Colyn Cloute represents the average country man who gives his opinions on the state of the church. There is no more scathing indictment of the sins of the clergy before the Reformation. He exposes their greed, their ignorance, the ostentation of the bishops and the common practice of simony, but takes care to explain that his accusations do not include all and that he writes in defence of, not against, the church. He repeatedly hits at Wolsey even in this general satire, but not directly. Speke, Parrot has only been preserved in a fragmentary form, and is exceedingly obscure.

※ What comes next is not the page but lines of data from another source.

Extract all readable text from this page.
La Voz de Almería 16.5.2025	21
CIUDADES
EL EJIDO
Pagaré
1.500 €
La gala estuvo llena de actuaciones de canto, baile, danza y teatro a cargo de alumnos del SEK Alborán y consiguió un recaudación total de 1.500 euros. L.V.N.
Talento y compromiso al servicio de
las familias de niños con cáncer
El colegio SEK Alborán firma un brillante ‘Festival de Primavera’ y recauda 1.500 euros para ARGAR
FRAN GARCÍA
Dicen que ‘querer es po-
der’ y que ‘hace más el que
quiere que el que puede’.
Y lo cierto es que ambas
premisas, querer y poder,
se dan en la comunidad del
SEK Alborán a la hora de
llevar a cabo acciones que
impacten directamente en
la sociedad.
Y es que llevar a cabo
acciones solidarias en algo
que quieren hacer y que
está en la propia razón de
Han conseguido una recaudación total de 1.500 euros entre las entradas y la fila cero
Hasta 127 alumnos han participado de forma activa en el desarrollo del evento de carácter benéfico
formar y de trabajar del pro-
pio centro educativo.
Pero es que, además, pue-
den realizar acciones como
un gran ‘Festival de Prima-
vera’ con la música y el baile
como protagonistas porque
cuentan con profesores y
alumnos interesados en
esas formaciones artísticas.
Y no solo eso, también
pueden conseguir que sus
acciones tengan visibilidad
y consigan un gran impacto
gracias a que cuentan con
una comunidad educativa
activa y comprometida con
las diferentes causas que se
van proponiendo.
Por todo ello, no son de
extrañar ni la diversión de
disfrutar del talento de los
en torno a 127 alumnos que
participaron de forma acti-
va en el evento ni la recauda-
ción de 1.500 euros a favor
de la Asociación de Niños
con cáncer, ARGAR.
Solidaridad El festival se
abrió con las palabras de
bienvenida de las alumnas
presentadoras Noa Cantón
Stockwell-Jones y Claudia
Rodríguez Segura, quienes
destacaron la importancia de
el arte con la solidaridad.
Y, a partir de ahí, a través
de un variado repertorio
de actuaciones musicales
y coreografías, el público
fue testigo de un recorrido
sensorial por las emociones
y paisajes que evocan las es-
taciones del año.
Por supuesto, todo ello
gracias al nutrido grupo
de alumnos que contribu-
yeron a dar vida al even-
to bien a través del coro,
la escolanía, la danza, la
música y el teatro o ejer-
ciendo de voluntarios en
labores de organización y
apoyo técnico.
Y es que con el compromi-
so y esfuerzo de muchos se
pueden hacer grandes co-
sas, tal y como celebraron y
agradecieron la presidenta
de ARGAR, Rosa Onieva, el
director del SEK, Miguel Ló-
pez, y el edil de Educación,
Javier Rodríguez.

It was apparently composed at different times, but in the latter part of the composition he openly attacks Wolsey. In Why come ye nat to Courte? 'there is no attempt at disguise. The wonder is not that the author had to seek sanctuary, but that he had any opportunity of doing so. He rails at Wolsey's ostentation, at his almost royal authority, his overbearing manner to suitors high and low, and taunts him with his mean extraction.. This scathing invective was not allowed to be printed in the cardinal's lifetime, but it was no doubt widely circulated in MS. and by repetition. The charge of coarseness regularly brought against Skelton is based chiefly on The Tunnynge of Elynoure Rummynge, a realistic description in the same metre of the drunken women who, gathered at a well-known ale-house kept by Elynour Rummynge

at Leatherhead, not far from the royal palace of Nonsuch. “Skelton Laureate against the Scottes” is a fierce song of triumph celebrating the victory of Flodden. “Jemmy is ded And closed in led, That was theyr owne Kynge,” says the poem; but there was an earlier version written before the news of James IV. 's death had reached London. This, which is the earliest singly printed ballad in the language, was entitled A Ballade of the Scottysshe Kynge, and was rescued in 1878 from the wooden covers of a copy of Huon de Bordeaux. “Howe the douty Duke of Albany, lyke a cowarde knight” deals with the campaign of 1523, and contains a panegyric of Henry VIII. To this is attached an envoi to Wolsey, but it must surely have been

  1. Bowge—Fr. bouche; court rations. The term is explained as the right to eat at the king's table.
  2. (Spence, Anecdotes, p. 87) : Pope said: “Skelton's poems are all low and bad, there is nothing in them that is worth reading,” and (in Satires and Epigrams, v. 38) “And beastly Skelton heads of houses quote.”